Сэм послушно поднялся за ней в спальню. И пока она отыскивала в гардеробной необходимое, сбросил на пол мокрую одежду и завернулся в покрывало наподобие римской тоги…
Когда Донна с пижамой в руках вернулась в спальню, Сэм лежал, свернувшись на краю ее кровати.
Лицо спящего выглядело таким успокоенным, что Донна не решилась нарушить его сон. Погасив свет, она задернула шторы и забралась в постель с другой стороны. Прислушиваясь к тихому размеренному дыханию Сэма, Донна испытывала желание как можно теснее прижаться к нему.
Но она тут же вспоминала о Бренде, лежащей в больничной палате и, возможно, находящейся между жизнью и смертью, и думать о Сэме в подобном ключе казалось ей кощунственным.
Нет, ее воли хватит, чтобы удержаться от нравственного падения. Что может быть хуже ворованной любви?
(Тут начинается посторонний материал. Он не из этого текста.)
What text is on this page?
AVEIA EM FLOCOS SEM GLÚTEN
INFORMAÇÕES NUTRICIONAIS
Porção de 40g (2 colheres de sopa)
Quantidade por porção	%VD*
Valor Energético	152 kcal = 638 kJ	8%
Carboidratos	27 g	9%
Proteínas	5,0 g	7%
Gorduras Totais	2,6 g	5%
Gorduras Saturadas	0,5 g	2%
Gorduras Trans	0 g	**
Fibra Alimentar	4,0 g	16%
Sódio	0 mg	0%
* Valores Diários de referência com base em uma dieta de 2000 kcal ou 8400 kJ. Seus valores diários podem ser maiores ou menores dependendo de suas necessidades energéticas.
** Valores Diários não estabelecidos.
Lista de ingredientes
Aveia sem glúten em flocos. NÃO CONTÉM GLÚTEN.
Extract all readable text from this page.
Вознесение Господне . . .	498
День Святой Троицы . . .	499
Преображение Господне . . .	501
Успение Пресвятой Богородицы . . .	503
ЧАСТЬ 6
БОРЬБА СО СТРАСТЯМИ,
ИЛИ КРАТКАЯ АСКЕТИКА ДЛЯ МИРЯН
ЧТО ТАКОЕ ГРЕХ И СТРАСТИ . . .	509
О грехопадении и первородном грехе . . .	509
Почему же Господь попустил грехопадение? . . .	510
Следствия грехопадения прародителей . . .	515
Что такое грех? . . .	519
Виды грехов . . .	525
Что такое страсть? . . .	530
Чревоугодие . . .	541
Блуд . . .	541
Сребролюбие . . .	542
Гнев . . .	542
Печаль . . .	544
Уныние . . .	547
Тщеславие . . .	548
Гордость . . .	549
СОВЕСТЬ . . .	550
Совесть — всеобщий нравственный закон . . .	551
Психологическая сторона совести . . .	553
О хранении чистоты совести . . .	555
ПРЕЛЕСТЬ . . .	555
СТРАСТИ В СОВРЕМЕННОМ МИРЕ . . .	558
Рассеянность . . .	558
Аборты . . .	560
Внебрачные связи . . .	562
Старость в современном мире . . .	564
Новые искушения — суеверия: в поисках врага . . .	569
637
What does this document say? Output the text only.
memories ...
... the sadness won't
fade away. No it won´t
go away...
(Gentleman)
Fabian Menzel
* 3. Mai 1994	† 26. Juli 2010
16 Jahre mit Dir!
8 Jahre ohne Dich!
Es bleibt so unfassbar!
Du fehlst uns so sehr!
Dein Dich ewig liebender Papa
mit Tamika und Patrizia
Донна Диксон никогда не опустится до подобной низости. С этой мыслью она закрыла глаза и постаралась уснуть. Это ей удалось…
Почти удалось, потому что Сэм, повернувшись на другой бок, оказался так близко, что Донна почувствовала его дыхание на своей шее. Она сделала попытку отодвинуться, но он не позволил, властно обняв ее рукой.
Конечно, разум твердил, что следует освободиться от столь соблазнительного плена. Однако Донна оттягивала окончательное решение как можно дольше. В итоге внутренний голос посрамленно умолк и заговорило сердце. Именно по его вине Донна окунулась в сладость объятий Сэма. По его наущению ее губы настойчиво потребовали от него поцелуев и более смелых ласк.
Находясь в полусне, Сэм предавался любви с какой-то отчаянной страстью, как будто от этого зависела по меньшей мере жизнь всего рода человеческого.
В сравнении с тем юношей, который когда-то подарил ей первый опыт любви, возмужавший за десять лет Сэм отличался завидным знанием того, как доставить женщине удовольствие. Под его умелыми ласками Донна взмывала к небесам, постигая неземное блаженство. Жар его поцелуев, подобно пламени адской печи, заставлял ее молить о пощаде. Она извивалась под опытным любовником, тысячу раз умирая от взрывающегося в ней умопомрачительным фейерверком восторга и тысячу раз оживая, чтобы начать все сначала…
И вот все вмиг окончилось. Двойной вскрик наслаждения унесся ввысь, оставляя по себе физическую усталость.
Сэм упал на спину и устремил немигающий взгляд в потолок, только сейчас осознавая, что произошло.
Донна некоторое время выжидающе следила за ним, потом осторожно тронула за плечо.
Он дернулся, точно его ударило током, и отрывисто проговорил:
— Мы не должны были делать этого.
— Что толку жалеть о содеянном? — успокаивающе промолвила Донна и вдруг, повинуясь внутреннему порыву, призналась: — Хотя, что касается меня, я лгу. Мне ничуть не жаль. Я получила то, что хотела, и не собираюсь стыдиться, точно совершила преступление.